De volta à casa da mãe, ele se trancou, atravessou a abstinência e emergiu, segundo relatos, livre das drogas e disposto a colocar a música a serviço de uma missão espiritual.
Monk, o labirinto harmônico
Thelonious Monk ofereceu a Coltrane um desafio diferente do de Miles, colocando um piano dentro do labirinto harmônico, com temas angulosos e paciência para trabalhar frase por frase.
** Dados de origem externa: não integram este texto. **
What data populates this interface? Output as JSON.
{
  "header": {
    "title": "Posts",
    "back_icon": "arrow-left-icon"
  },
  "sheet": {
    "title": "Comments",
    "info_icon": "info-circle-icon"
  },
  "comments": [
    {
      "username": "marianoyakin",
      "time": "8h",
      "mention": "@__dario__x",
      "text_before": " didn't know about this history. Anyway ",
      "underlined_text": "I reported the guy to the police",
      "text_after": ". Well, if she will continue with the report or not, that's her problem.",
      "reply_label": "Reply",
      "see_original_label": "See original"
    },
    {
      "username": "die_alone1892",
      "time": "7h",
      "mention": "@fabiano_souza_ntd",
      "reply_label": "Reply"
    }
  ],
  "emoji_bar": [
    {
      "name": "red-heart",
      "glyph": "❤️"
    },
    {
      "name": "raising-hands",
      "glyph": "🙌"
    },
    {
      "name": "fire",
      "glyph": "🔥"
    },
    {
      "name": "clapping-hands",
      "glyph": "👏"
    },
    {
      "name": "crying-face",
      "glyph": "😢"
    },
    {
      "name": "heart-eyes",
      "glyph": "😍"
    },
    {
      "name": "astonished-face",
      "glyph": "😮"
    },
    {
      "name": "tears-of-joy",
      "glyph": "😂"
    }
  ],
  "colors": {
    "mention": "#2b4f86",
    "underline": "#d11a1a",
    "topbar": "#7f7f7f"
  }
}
Enquanto Miles ensinava pelo espaço e pelo silêncio, Monk mostrou a mecânica oculta das composições, permitindo que Coltrane gastasse sua energia acumulada em problemas harmônicos maiores.
As temporadas no Five Spot Café serviram como laboratório público, onde solos longos e repetições viraram forma de investigação musical.
‘Blue Train’ e a construção diária do ofício
No dia 15 de setembro de 1957, ele entrou no estúdio de Rudy Van Gelder para gravar ‘Blue Train’, seu único álbum para a Blue Note, com tempo de ensaio e cuidado de repertório.
O disco não inventa tudo de uma vez, mas captura um músico de 31 anos que, livre das drogas, já assumia a autoria da própria confusão e testava novos mecanismos no improviso.
Com faixas como a que dá nome ao álbum, pode-se ouvir uma combinação de aspereza e concentração, a sensação de recuperação e o esforço físico que atravessava seu som.
O passo seguinte e o legado
Coltrane não nasceu em 1957, e o quarto onde teria vencido a abstinência não fabricou um gênio instantâneo, mas criou condições para que o trabalho quotidiano florescesse.
Ele voltaria ao grupo de Miles, participaria de ‘Milestones’ e ‘Kind of Blue’, e mais tarde chegaria a ‘A Love Supreme’, após um processo longo que começou a acelerar naquele ano.
A transformação de 1957 mostra que a verdadeira revolução, muitas vezes, é a capacidade de simplesmente trabalhar com disciplina, e é isso que definiu o caminho artístico que se seguiu.